Spizaetus tyrannus (Wied, 1820)
Ordem: Accipitriformes
Família: Accipitridae
Grupo:
Águias-florestais

Nome popular: Gavião-pega-macaco
Outros nomes:
Apacamin-preto
Nome em inglês: Black-hawk-eagle
Tamanho: 58-66 cm de comprimento
Habitat:
Florestas
Alimentação:
Pequenos mamíferos e aves


Distribuição no Brasil:


Status: (LC) Baixo risco


Indivíduo adulto. Foto: Laura L Fellows


Vocalização de chamado (em vôo)
(gravado por: Allen T. Chartier)

• Descrição: Mede entre 58 e 66 cm, peso médio de 900 g (machos) e 1.100 g (fêmeas). Adulto apresenta plumagem preta na parte ventral, com o dorso marrom-pardacento escuro (quase preto). Possui penacho em forma de coroa, com penas que apresentam cor branca na base, sendo o restante preto. A cauda é longa com três a quatro barras cinzas escuras, tarsos são completamente emplumados e a íris é amarelo-alaranjada. Jovem apresenta a cabeça e garganta esbranquiçada e as partes inferiores estriadas (Del Hoyo, 2001; Sick, 1997).

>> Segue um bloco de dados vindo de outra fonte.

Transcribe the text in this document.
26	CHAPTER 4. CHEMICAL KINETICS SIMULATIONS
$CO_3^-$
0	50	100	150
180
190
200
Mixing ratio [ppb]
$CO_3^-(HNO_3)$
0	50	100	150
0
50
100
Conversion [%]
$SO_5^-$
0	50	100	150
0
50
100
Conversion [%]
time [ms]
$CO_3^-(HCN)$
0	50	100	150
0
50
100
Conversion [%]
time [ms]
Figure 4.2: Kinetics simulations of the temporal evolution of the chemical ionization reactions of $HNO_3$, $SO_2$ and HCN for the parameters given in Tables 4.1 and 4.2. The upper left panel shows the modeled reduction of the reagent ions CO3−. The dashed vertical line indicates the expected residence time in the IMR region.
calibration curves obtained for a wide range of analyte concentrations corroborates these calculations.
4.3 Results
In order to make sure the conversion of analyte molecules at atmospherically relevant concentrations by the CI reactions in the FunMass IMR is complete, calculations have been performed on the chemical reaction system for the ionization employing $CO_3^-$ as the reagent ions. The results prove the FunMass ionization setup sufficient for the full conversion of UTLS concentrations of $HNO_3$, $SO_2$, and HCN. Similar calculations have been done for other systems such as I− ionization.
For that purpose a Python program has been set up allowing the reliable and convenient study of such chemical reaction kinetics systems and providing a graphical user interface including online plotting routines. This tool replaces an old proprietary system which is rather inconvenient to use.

Apresenta uma silhueta única e inconfundível, asas curtas, arredondadas e cauda longa e larga permitindo uma aerodinâmica perfeita para caçar em regiões de mata fechada, onde é necessária uma enorme agilidade para voar entre as árvores e capturar presas ágeis entre os galhos como aves, morcegos, répteis, micos e saguis (Avari, 2010).

• Alimentação: A alimentação é constituída principalmente de mamíferos (marsupiais, pequenos primatas, esquilos e morcegos), aves (tucanos, araçaris e aracuãs entre outras) e répteis (Sick, 1997; del Hoyo, 2001). Robinson (1994) registrou gavião-pega-macaco atacando esquilos (Sciurus sp.) a dois metros do solo, roedores não identificados, araras pousadas em árvores e provavelmente uma coruja (Strix huhula). Há também registros do S. tyrannus capturando aves pequenas como o bem-te-vi-de-penacho-vermelho (Myiozetetes similis) (Skutch, 1960 in: GRIN, 2010). Como a fêmea é maior que o macho, as presas capturadas por eles são de tamanhos diferentes, assim não disputam comida entre si, podendo permanecer na mesma área, o que facilita o encontro para o cruzamento.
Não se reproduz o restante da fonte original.